Je ne te donne donc pas de solution, simplement, je pense que c'est parfaitement normal ce que tu vis, malheureusement moi je n'ai pas réussi à faire comprendre ça à mes amis, (que, comme toi, je trouvais complètement superficiels, sans intérêt etc. - j'en ai retrouvé quelques uns maintenant que je vais mieux), j'ai juste fait ce que je sentais, arrêter cette école et depuis je vais mieux. POur toi, le remède sera peut-être différent, peut être que cette fatigue passera toute seule avec les mois, à force de te "libérer" par la parole, peut-être que tu te trouveras des choses qui te motivent plus pour te redonner le goût de la vie, et ainsi aller au boulot etc. ne te semblera plus si épuisant.
Qui peut le dire ? Mais forcément un jour, cette fatigue te passera.
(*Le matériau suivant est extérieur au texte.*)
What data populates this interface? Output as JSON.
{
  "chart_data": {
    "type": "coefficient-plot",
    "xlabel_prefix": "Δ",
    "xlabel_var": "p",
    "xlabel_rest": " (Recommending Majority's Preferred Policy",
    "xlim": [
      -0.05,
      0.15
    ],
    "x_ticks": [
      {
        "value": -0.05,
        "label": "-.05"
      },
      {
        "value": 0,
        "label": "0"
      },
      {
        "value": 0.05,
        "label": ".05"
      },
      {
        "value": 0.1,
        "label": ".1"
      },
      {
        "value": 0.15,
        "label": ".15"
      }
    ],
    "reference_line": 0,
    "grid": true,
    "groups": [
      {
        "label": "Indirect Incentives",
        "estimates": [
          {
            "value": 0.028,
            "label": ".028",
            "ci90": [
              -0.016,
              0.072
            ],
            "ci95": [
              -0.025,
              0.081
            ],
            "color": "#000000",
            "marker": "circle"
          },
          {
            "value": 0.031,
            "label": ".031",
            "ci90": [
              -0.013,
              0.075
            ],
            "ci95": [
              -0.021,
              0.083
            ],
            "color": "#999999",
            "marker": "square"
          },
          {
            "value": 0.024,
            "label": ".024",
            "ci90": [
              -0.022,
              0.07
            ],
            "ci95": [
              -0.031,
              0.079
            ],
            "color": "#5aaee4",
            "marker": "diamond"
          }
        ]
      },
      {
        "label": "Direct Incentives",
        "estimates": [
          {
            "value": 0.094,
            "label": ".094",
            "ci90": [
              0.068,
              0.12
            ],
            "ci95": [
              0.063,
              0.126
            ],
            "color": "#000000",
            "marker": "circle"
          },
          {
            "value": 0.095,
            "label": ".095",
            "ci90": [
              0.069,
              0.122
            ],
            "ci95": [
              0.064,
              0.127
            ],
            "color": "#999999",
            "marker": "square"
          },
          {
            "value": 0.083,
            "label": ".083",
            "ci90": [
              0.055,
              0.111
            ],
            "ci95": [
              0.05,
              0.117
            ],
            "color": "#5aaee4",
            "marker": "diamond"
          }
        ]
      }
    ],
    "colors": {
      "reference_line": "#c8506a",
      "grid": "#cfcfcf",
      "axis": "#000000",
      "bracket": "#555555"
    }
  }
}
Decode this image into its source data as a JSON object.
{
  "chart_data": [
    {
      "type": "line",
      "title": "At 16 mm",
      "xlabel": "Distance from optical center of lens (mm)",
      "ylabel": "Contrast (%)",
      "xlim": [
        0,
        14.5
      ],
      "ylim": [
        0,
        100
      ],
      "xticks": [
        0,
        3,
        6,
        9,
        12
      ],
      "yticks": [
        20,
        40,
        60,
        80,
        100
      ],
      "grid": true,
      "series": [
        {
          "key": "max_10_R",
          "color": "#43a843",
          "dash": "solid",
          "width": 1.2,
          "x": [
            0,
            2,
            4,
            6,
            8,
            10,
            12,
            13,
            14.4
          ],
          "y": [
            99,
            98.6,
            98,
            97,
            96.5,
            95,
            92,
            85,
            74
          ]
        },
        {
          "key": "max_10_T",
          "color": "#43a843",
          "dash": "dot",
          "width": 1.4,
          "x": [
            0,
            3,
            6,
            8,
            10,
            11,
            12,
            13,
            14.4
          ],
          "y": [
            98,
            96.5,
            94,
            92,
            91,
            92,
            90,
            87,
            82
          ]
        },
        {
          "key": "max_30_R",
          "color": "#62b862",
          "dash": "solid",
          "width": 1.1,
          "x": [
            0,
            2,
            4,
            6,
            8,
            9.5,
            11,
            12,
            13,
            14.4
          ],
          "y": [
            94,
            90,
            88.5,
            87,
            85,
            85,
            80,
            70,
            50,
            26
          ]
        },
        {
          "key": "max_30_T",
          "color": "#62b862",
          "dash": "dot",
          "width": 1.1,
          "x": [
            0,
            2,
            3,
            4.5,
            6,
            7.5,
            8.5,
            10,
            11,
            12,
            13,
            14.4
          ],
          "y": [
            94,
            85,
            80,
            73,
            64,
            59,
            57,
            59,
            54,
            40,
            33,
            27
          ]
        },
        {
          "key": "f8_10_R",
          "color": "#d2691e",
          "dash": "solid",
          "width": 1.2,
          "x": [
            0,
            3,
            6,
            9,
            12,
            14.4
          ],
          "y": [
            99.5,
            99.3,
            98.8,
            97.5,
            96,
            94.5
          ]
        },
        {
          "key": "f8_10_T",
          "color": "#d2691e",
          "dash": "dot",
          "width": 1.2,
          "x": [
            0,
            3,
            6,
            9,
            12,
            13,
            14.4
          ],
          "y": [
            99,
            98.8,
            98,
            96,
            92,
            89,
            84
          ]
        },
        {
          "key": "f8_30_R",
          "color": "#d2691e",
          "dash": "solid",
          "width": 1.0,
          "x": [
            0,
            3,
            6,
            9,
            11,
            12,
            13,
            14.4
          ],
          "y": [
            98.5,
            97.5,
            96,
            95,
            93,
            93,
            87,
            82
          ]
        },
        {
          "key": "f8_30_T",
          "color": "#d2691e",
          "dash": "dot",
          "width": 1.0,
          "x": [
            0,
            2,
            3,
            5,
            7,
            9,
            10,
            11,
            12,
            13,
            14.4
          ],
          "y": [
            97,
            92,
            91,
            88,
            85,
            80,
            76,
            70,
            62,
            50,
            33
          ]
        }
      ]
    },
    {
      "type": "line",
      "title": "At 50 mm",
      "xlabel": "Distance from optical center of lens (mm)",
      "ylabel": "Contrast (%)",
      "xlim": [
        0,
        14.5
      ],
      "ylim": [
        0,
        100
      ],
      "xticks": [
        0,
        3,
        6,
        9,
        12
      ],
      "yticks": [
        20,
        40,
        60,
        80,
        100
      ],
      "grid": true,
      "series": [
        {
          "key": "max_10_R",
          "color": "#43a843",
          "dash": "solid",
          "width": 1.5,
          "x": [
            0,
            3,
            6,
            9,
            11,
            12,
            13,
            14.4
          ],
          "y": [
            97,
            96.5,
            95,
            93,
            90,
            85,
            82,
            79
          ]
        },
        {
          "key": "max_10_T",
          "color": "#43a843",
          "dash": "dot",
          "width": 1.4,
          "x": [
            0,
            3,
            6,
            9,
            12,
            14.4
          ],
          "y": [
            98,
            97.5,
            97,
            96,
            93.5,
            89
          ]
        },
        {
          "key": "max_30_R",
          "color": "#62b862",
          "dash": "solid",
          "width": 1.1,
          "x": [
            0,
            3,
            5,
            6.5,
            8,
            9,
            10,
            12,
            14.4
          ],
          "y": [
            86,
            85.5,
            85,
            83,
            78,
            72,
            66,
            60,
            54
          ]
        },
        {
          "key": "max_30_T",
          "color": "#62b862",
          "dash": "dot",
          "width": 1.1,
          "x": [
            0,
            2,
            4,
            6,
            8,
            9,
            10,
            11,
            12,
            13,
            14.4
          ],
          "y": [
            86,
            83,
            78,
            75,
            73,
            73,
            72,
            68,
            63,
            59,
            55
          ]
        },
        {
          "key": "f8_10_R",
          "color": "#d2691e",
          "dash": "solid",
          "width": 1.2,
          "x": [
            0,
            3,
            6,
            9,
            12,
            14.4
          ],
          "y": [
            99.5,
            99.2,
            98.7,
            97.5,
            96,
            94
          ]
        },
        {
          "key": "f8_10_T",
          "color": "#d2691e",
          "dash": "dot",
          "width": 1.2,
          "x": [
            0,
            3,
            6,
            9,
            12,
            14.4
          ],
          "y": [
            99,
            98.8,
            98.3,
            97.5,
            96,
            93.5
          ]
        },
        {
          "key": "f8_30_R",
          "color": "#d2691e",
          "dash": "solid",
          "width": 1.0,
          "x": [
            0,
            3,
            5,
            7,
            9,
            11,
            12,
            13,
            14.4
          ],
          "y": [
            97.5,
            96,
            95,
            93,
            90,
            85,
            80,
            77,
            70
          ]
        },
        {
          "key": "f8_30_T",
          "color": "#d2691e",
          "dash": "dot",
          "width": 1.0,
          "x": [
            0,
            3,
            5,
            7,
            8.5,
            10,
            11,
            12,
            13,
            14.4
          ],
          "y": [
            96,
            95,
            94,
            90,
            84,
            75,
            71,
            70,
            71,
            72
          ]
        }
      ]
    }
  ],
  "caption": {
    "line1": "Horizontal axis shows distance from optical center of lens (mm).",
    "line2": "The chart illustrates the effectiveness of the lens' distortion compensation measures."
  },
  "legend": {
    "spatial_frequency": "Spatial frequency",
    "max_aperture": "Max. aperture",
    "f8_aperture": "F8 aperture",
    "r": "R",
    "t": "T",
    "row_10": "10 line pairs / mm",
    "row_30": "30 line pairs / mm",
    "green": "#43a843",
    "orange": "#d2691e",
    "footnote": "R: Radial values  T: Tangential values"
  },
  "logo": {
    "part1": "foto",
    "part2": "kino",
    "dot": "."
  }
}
J'ai pris des vitamines, je ne sais pas si cela m'a aidée, j'en doute, par contre je n'ai jamais rien pris, antidépresseurs, somnifères, rien de ce genre. Cela dit ça peut être aussi les antidépresseurs qui te provoquent une "somnolence", mais je ne crois pas que ce soit ce type de fatigue dont tu parles (je dis ça parce-que j'ai un ami qui prenait des antidépresseurs et cela lui avait fait complètement changer de personnalité, il était passé d'hyperactif à mou et passif, toujours souriant, mais jamais "vivant", et ça m'avait inquiétée. Mais ça dépend des personnes)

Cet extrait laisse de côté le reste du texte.